What we do is a bit different than what you’ve been reading:
1. We collect a lot more data. We’ve gathered an enormous amount of survey data on the GOP primary so far. Back in August, we released data from an initial poll of 757 self-identified Republicans from a total sample of 3,007 Americans (you can read more about the findings in the New York Times). Since that initial survey starting August 10, 2015, we’ve collected over 10,000 more survey responses to the GOP Primary horserace question on our ongoing weekly national tracking survey of 2,000+ respondents (if you’d like to add your own question, learn more here).
2. We’re using math that isn’t typically used in election analytics. To build the maps you’re looking at, we’re running tens of thousands of simulations using proprietary Bayesian algorithms that leverage all of that data to make estimates of survey responses in small geographies or demographic subgroups (if you’re interested in learning more, check out multilevel regression and post-stratification).
Using these methods we’re able to confidently generate estimates within 8.7 percentage points at the Congressional level which is 5.2 times better than what we could do with surveys alone.
Civis Analytics conducted 40,050 live telephone interviews of adults in the United States contacted on telephones from August 10, 2015 to December 27, 2015. Among respondents of these surveys there were 11,441 self-identified Republican or lean Republican adults. These respondents were asked their candidate preference in the GOP primary. Undecided respondents are not considered as part of the analysis, map, or trend lines.
originally posted by: matafuchs
I have been hammered in the last few weeks by presenting polling data.
Were they given the choice of "If you were republican.....?"
originally posted by: matafuchs
a reply to: DelMarvel
To address the gif it is showing who is leading in each state. That would be Trump. How else could it be interpreted?
originally posted by: matafuchsSecond, If we you use your logic, it would mean the second runner Cruz has 80% who back someone else, with 35% of them Trump supporters. This leave 50% of the voters tipping the hat to someone else. Right?
As my old statistics professor used to tell us, "Never be afraid of a formula. The longer it is, the more work it does for you. Plug in the numbers and do the math."
originally posted by: Vector99
a reply to: schuyler
As my old statistics professor used to tell us, "Never be afraid of a formula. The longer it is, the more work it does for you. Plug in the numbers and do the math."
You can get whatever results you want with that theory, as long as you put in the numbers you want.
originally posted by: Vector99
a reply to: schuyler
What is your professors algorithm? Is it open source?
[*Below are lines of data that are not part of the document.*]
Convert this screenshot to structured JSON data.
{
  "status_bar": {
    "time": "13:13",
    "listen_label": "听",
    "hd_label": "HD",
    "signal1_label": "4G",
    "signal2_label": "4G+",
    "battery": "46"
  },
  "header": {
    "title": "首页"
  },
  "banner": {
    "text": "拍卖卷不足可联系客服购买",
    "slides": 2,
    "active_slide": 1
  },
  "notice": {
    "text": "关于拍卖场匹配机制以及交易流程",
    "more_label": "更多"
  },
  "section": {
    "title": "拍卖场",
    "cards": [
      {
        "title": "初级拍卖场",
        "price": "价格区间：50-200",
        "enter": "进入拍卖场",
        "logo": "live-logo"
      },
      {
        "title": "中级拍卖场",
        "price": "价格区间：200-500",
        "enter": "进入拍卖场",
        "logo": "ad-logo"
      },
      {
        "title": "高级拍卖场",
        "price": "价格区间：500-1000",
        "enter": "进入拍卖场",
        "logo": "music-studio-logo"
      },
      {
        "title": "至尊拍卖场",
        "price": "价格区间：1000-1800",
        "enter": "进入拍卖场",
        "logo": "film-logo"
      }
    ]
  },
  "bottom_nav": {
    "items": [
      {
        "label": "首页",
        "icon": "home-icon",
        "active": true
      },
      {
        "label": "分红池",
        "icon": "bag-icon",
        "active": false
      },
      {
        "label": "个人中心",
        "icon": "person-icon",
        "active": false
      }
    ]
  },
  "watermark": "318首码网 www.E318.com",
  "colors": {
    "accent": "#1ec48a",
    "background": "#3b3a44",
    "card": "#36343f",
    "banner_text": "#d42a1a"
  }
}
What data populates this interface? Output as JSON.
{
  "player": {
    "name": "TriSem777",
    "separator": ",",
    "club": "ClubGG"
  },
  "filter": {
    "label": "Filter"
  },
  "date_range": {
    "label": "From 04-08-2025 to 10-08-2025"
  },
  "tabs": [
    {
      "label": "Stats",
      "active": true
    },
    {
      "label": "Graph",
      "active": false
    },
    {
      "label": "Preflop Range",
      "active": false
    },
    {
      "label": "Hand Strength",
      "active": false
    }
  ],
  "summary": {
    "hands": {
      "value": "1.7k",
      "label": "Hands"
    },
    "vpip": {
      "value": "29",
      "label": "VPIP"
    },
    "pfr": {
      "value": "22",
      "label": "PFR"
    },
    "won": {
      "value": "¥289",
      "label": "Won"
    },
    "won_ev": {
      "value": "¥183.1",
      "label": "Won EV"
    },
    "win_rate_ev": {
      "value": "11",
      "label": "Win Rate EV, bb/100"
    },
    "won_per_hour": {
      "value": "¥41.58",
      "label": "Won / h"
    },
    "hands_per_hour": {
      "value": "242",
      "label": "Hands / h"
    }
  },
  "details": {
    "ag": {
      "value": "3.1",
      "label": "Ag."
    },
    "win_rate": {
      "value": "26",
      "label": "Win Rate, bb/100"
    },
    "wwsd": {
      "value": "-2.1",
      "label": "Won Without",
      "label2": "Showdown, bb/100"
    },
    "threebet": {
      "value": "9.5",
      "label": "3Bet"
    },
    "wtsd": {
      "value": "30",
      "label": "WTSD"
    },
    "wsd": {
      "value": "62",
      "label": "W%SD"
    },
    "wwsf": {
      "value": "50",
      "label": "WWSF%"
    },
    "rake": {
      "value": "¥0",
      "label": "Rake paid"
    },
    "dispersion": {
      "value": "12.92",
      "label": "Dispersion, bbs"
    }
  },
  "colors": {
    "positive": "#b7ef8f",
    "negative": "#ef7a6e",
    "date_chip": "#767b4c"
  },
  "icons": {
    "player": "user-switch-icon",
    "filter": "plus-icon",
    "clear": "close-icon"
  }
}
What numbers get plugged in?
An algorithm usually means a method of computation done in a computer language. A statistical formula is not, strictly speaking, an "algorithm" at all until it is is embedded and translated into a program
The numbers that get plugged in depend on what you are measuring. The formulas will tell you what the most common average is, the range where 68% of the averages fall, etc. If you're measuring scores on Stanford-Binet IQ test, your "answer" might be that the "standard deviation" on this particular test is 16 so that 68% of the population has an IQ between 84 and 116 and 97% of the population has an IQ between 68 and 132 in a "normal distribution" with a "confidence level" of .05, which means 19 out of 20 times this formula will work and 1 out of 20 the answers you get will be attributable to chance. That's an example of measuring variance in a population.
But if you're doing something a lot more strange, like comparing the price of housing in an area to the amount of clay in the soil you'd measure both on their own scales and see if there is a "correlation" between the two with an entirely different kind of formula.
The formulas themselves can be found in any statistics textbook and are therefore entirely "open source."
originally posted by: Vector99
a reply to: schuyler
Political polling falls out of the range of your professor I guess, these things called variables and such.